Nehru’s Genius was not in writing those two books. “Discovery of India and Glimpses of the World. Those two books showed that he was a well-read man. He not only read but he also retained. His memory was phenomenal. Those two books did help open my eyes to a vast world and universe called India. I am sure that is true of many contemporary Indians.
His genius was in his firm commitment to what he called the scientific temper. Our generation and the generation that followed us must be forever grateful to him.Jawaharlal Nehru coined the term ‘scientific temper‘ in his book The Discovery of India, which was published in 1946. He was also the President of the Association ofScientific Workers of India (ASWI), which was registered as a trade union.https://en.wikipedia.org/wiki/Scientific_temper
No other leader of his era could have been so strong in ensuring scientific temper. It is the greatness of this nation that handed over its destiny after independence to a man who said of himself “I have become a queer mixture of the East and the West, out of place everywhere, at home nowhere. ” Perhaps being at home nowhere is the destiny of our current and forthcoming generations. We can give them roots. But they cling on to their wings.Scientific temper describes an attitude which involves the application of logic. Discussion, argument, and analysis are vital parts of scientific temper. Elements of fairness, equality, and democracy are built into it. Jawaharlal Nehru was the first to use the phrase in 1946. He later gave a descriptive explanation:
“[What is needed] is the scientific approach, the adventurous and yet critical temper of science, the search for truth and new knowledge, the refusal to accept anything without testing and trial, the capacity to change previous conclusions in the face of new evidence, the reliance on observed fact and not on pre-conceived theory, the hard discipline of the mind—all this is necessary, not merely for the application of science but for life itself and the solution of its many problems.” —Jawaharlal Nehru (1946) The Discovery of India, p. 512
He was also bold in creating an independent foreign policy. It must have been very tempting to walk into either of the camps and become a stooge economy. He resisted that.
Dinanath Misra is the opposite of Nehru. He is an ill read man and stuck in a time wrap.
He has no claim to any scholarship whatsoever, but is steeped in superstition and is eager to take India back to the primitive era.
Narendra Modi, whom nobody would call a scholar walked into that trap, because he himself is ill read and is not able to rise above the web of obscurantists who hold on to him. The biggest risk in Modi continuing to rule India is the gradual destruction and obstruction of the scientific temper. He and the philosophy that he follows is a threat to modern India. Our grandchildren stand to lose.
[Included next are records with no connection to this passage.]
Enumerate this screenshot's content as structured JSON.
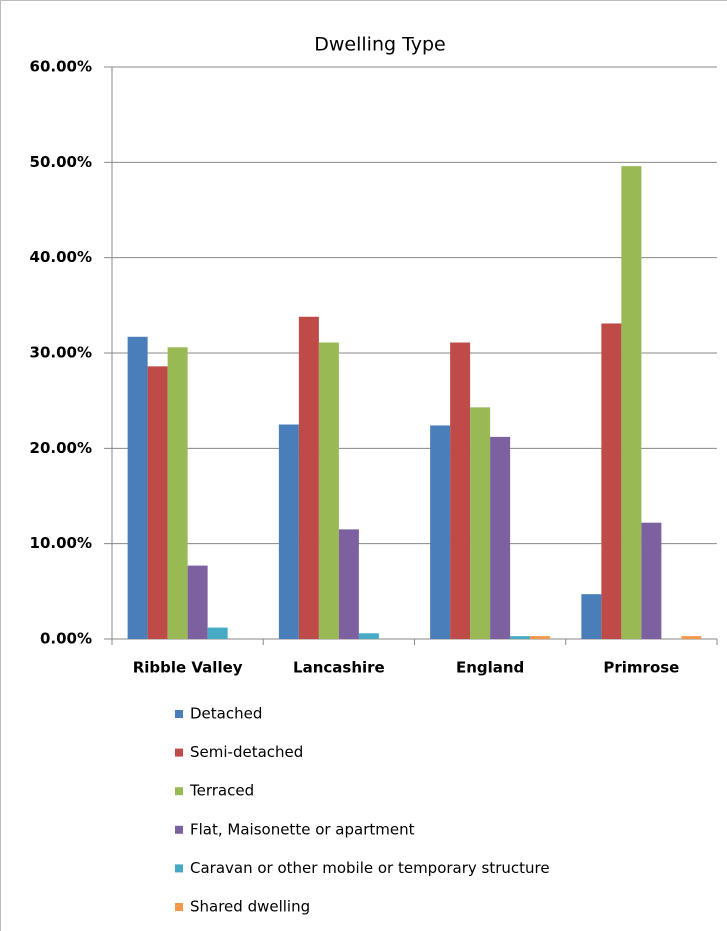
{
  "chart_data": {
    "type": "bar",
    "title": "Dwelling Type",
    "categories": [
      "Ribble Valley",
      "Lancashire",
      "England",
      "Primrose"
    ],
    "series": [
      {
        "name": "Detached",
        "color": "#4a7ebb",
        "values": [
          31.7,
          22.5,
          22.4,
          4.7
        ]
      },
      {
        "name": "Semi-detached",
        "color": "#be4b48",
        "values": [
          28.6,
          33.8,
          31.1,
          33.1
        ]
      },
      {
        "name": "Terraced",
        "color": "#98b954",
        "values": [
          30.6,
          31.1,
          24.3,
          49.6
        ]
      },
      {
        "name": "Flat, Maisonette or apartment",
        "color": "#7d60a0",
        "values": [
          7.7,
          11.5,
          21.2,
          12.2
        ]
      },
      {
        "name": "Caravan or other mobile or temporary structure",
        "color": "#46aac5",
        "values": [
          1.2,
          0.6,
          0.3,
          0
        ]
      },
      {
        "name": "Shared dwelling",
        "color": "#f79646",
        "values": [
          0,
          0,
          0.3,
          0.3
        ]
      }
    ],
    "ylim": [
      0,
      60
    ],
    "yticks": [
      {
        "value": 0,
        "label": "0.00%"
      },
      {
        "value": 10,
        "label": "10.00%"
      },
      {
        "value": 20,
        "label": "20.00%"
      },
      {
        "value": 30,
        "label": "30.00%"
      },
      {
        "value": 40,
        "label": "40.00%"
      },
      {
        "value": 50,
        "label": "50.00%"
      },
      {
        "value": 60,
        "label": "60.00%"
      }
    ],
    "grid": true,
    "legend": "bottom"
  }
}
- The alacrity at which Nehru is being systematically run down bodes ill for India. Our generation has the responsibility to defend Nehru and hang on “the scientific temper”. What is missing from the current political dialogue is all what Nehru built into scientific temper
- (1) application of logic
- (3) argument
- (4) analysis
- (5) fairness
- (6) equality and
- (7) democracy.
I do not know what motivated China to attack India. That one historic incident destroyed Nehru and his credibility. We need to redeem Nehru from that legacy. That is is in our own interest.
When a very ignorant generation runs Nehru down, I feel sorry for that generation. As long as I live I shall be telling them that. “Culture is the widening of the mind and spirit, Nehru used to say. The present regime thinks “Culture is narrowing the mind and closing it.